- Review: Hideaway
- Series: —
- Author: Dean Koontz
- No of Pages: 432
- Release Date: July 5th 2005
First off, thanks goes to the Horror RaT (Read a thon) for getting me back to reading Dean Koontz. I’ve always been a fan of horror but haven’t read anything really terrifying in a while. Dean Koontz literally puts the terror in terrifying. His imagination is fabulous and his plots never fail us!
Hideaway was no different. It was a fabulous book full of plot twists and turns so much so that it felt like a death defying roller coaster! I hate to give anything about the fabulous ending away but I will say, I didn’t see that one coming! Of course I never do with Koontz.
For Hideaway, it starts off with a car wreck, one in which both husband and wife, the main characters in the story, were nearly killed. Lindsey works tirelessly to make sure she and her husband, Hatch, make it. What she doesn’t know is that he has drowned in the very cold river that she is trying to pull them out of. This is a few years after their son’s death and the idea of suicide, although at this point it wouldn’t be suicide but just a letting go and slipping away into the water, sounds fabulous. But she is strong and has decided that she is not going to let go and because of that decision she is not willing to let her remarkable, selfless husband go either.
Fast forward 70 minutes and Hatch is now on the World’s Record List for resuscitation but what’s interesting is his doctor’s relationship to him and the Doctor’s reason for waiting to get into this field of medicine! Both feel like that have been given a new chance at life and the last few years of depression have been wasted time, the worst is behind them they both say. Little do they know.

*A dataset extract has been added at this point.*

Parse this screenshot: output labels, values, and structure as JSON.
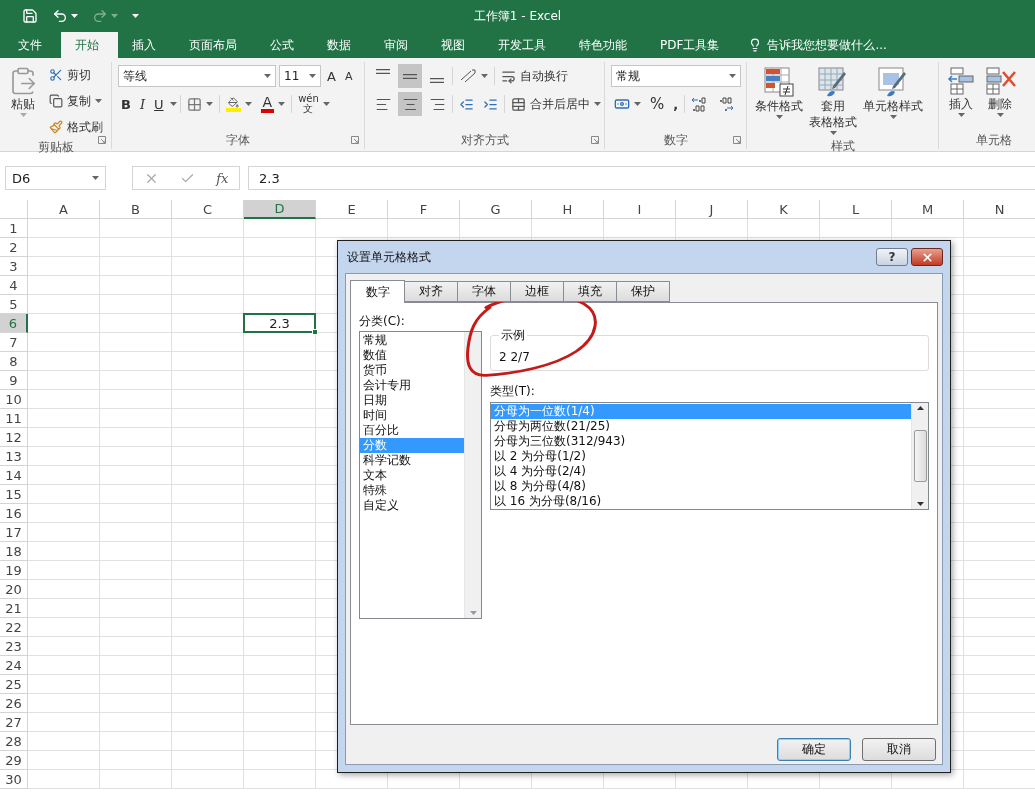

This roller coaster was an easy, although blood pumping read with wonderful character’s, a great plot, lots of scariness and a little bit of gore (but not too much).
I say overall 5 M’s for Dean Koontz yet again!
On a side note. I did get the book with the afterword by the author. In this Dean Koontz explicitly explains that in no way does he endorse the movie with the same name. Which is interesting because I had just put the movie on my Netflix list! Apparently the screenwriting was so appalling that he fought to get his name completely off of the movie. I do have to say, I’m tempted to watch it just because but the book was so fascinating that I’d hate to feel like I wasted my time, especially AFTER he warned us!